Hormuz: O Pedágio do Silêncio — Quem Vai Cobrar a Passagem do Mundo?
Três trocas de fogo em quatro dias sob cessar-fogo assinado. Drones contra um cargueiro de Singapura e um petroleiro do Panamá. Mísseis sobre bases americanas no Golfo. E o artigo 5 de um tratado que pode transformar Hormuz em pedágio.

Desde 28 de fevereiro de 2026, a cicatriz virou ferida aberta. O tráfego despencou a quase nada. E nos últimos quatro dias — sob a vigência formal de um acordo de paz — as mandíbulas voltaram a morder.
Este artigo não é um boletim militar. É uma autópsia de um cessar-fogo que nasceu morto — e a pergunta que deveria estar em todas as mesas de Brasília, mas não está: quando o estreito reabrir, quem vai cobrar a passagem?
1. Anatomia de um Cessar-Fogo Morto
A cronologia é um exercício de cinismo geopolítico em câmera lenta.
O memorando de entendimento entre Washington e Teerã foi anunciado em 14 de junho e assinado em 17 de junho por Donald Trump e pelo presidente iraniano Masoud Pezeshkian num resort na Suíça. Previa 60 dias de negociação para encerrar definitivamente o conflito iniciado quatro meses antes. Antes dele, uma rodada em Islamabad, em abril, já havia fracassado — detalhe que a cobertura celebratória do “acordo histórico” preferiu omitir.
Onze dias depois da assinatura, o acordo era papel molhado com tinta de cerimonial.
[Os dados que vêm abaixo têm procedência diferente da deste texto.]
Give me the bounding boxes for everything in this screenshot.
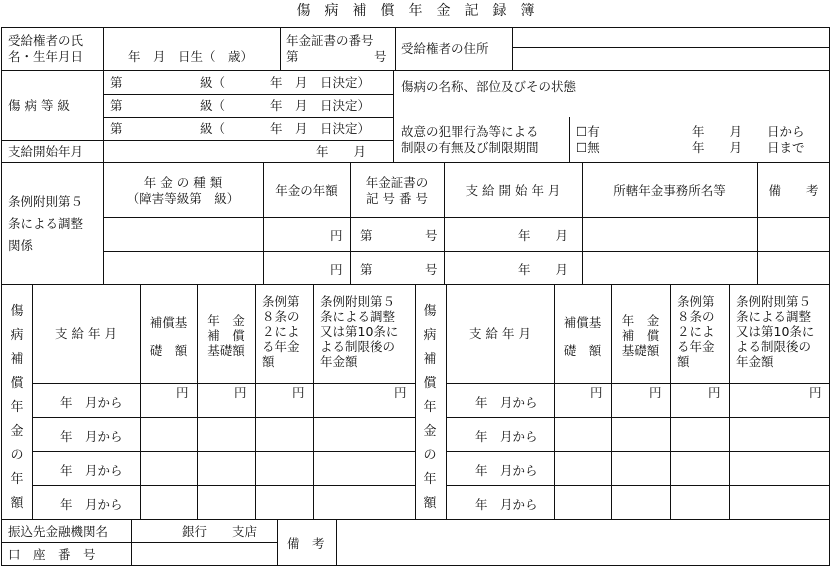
grade-row-dai: 第	[110, 121, 123, 136]
note-header: 備 考	[768, 183, 819, 198]
rule	[255, 284, 256, 519]
yen-unit: 円	[809, 385, 822, 400]
art8-header: ２によ	[677, 324, 715, 339]
rule	[729, 284, 730, 519]
rule	[1, 70, 830, 71]
grade-row-kyu[interactable]: 級（	[200, 75, 226, 90]
rule	[103, 117, 393, 118]
rule	[313, 284, 314, 519]
yen-unit: 円	[590, 385, 603, 400]
adjust-label: 条例附則第５	[8, 194, 84, 209]
adjust-label: 条による調整	[8, 216, 84, 231]
compensation-base-header: 補償基	[563, 315, 602, 330]
month-from-field[interactable]: 年 月から	[475, 497, 538, 512]
art5-header: 条例附則第５	[736, 294, 812, 309]
art5-header: 年金額	[736, 354, 774, 369]
adjust-yen: 円	[330, 262, 343, 277]
art5-header: よる制限後の	[320, 339, 396, 354]
rule	[444, 162, 445, 284]
rule	[393, 70, 394, 162]
rule	[32, 485, 415, 486]
rule	[395, 27, 396, 70]
crime-period-label: 制限の有無及び制限期間	[401, 140, 539, 155]
month-from-field[interactable]: 年 月から	[475, 429, 538, 444]
rule	[569, 117, 570, 162]
annual-side-label-left: 傷 病 補 償 年 金 の 年 額	[10, 304, 24, 511]
art8-header: 条例第	[677, 294, 715, 309]
grade-row-date[interactable]: 年 月 日決定）	[270, 98, 371, 113]
art5-header: よる制限後の	[736, 339, 812, 354]
rule	[415, 284, 416, 519]
page-title: 傷 病 補 償 年 金 記 録 簿	[296, 3, 535, 19]
cert-number-go: 号	[374, 49, 387, 64]
rule	[757, 162, 758, 284]
month-from-field[interactable]: 年 月から	[475, 395, 538, 410]
art5-header: 条による調整	[320, 309, 396, 324]
month-from-field[interactable]: 年 月から	[60, 395, 123, 410]
pension-base-header: 基礎額	[207, 343, 245, 358]
bank-note-label: 備 考	[287, 536, 325, 551]
rule	[1, 542, 277, 543]
yen-unit: 円	[649, 385, 662, 400]
annual-amount-header: 年金の年額	[275, 183, 338, 198]
rule	[280, 27, 281, 70]
account-number-label: 口 座 番 号	[8, 547, 96, 562]
crime-no-checkbox[interactable]: ☐無	[576, 140, 600, 155]
adjust-label: 関係	[8, 238, 34, 253]
art5-header: 年金額	[320, 354, 358, 369]
injury-label: 傷病の名称、部位及びその状態	[401, 79, 577, 94]
art5-header: 条例附則第５	[320, 294, 396, 309]
grade-row-dai: 第	[110, 75, 123, 90]
art5-header: 又は第10条に	[736, 324, 815, 339]
month-from-field[interactable]: 年 月から	[60, 497, 123, 512]
office-header: 所轄年金事務所名等	[613, 183, 726, 198]
pension-base-header: 補 償	[207, 328, 245, 343]
yen-unit: 円	[234, 385, 247, 400]
pension-base-header: 補 償	[621, 328, 660, 343]
rule	[1, 519, 830, 520]
rule	[446, 451, 830, 452]
compensation-base-header: 礎 額	[563, 343, 602, 358]
rule	[263, 162, 264, 284]
adjust-start-month[interactable]: 年 月	[518, 262, 569, 277]
rule	[32, 451, 415, 452]
yen-unit: 円	[708, 385, 721, 400]
payment-month-header: 支 給 年 月	[469, 326, 531, 341]
pension-type-header: 年 金 の 種 類	[143, 175, 223, 190]
adjust-dai: 第	[360, 262, 373, 277]
crime-label: 故意の犯罪行為等による	[401, 124, 539, 139]
bank-branch-field[interactable]: 銀行 支店	[182, 524, 258, 539]
rule	[103, 251, 830, 252]
yen-unit: 円	[292, 385, 305, 400]
rule	[582, 162, 583, 284]
art8-header: ８条の	[262, 309, 300, 324]
birth-date-field[interactable]: 年 月 日生（ 歳）	[128, 49, 254, 64]
compensation-base-header: 補償基	[149, 315, 188, 330]
art5-header: 又は第10条に	[320, 324, 399, 339]
bank-name-label: 振込先金融機関名	[8, 524, 109, 539]
rule	[446, 417, 830, 418]
rule	[336, 519, 337, 566]
yen-unit: 円	[176, 385, 189, 400]
rule	[103, 217, 830, 218]
grade-row-date[interactable]: 年 月 日決定）	[270, 75, 371, 90]
pension-base-header: 年 金	[621, 313, 660, 328]
compensation-base-header: 礎 額	[149, 343, 188, 358]
cert-number-dai: 第	[286, 49, 299, 64]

Quinta-feira, 25 de junho: um drone iraniano de ataque único atingiu o cargueiro Ever Lovely, bandeira de Singapura, na rota costeira de Omã — o corredor que as forças americanas haviam aberto e que Teerã trata como “não autorizado”. Sem feridos. A Organização Marítima Internacional suspendeu a retirada dos marinheiros presos no Golfo.
Sexta-feira, 26 de junho: o CENTCOM respondeu com ataques a depósitos de mísseis, drones e radares costeiros iranianos. Seis aeronaves americanas. Quatro alvos confirmados. O Comando Central classificou a ação iraniana como “agressão não provocada” em violação do cessar-fogo.
Sábado, 27 de junho: outro drone iraniano atingiu o petroleiro Kiku, bandeira do Panamá, transportando mais de dois milhões de barris de petróleo bruto. Os EUA responderam com nova leva — dez alvos “dentro e perto” do estreito: vigilância, comunicações, defesa antiaérea, depósitos de drones, capacidade de lançamento de minas. O monitor britânico UKMTO elevou o nível de ameaça de “moderado” para “substancial”.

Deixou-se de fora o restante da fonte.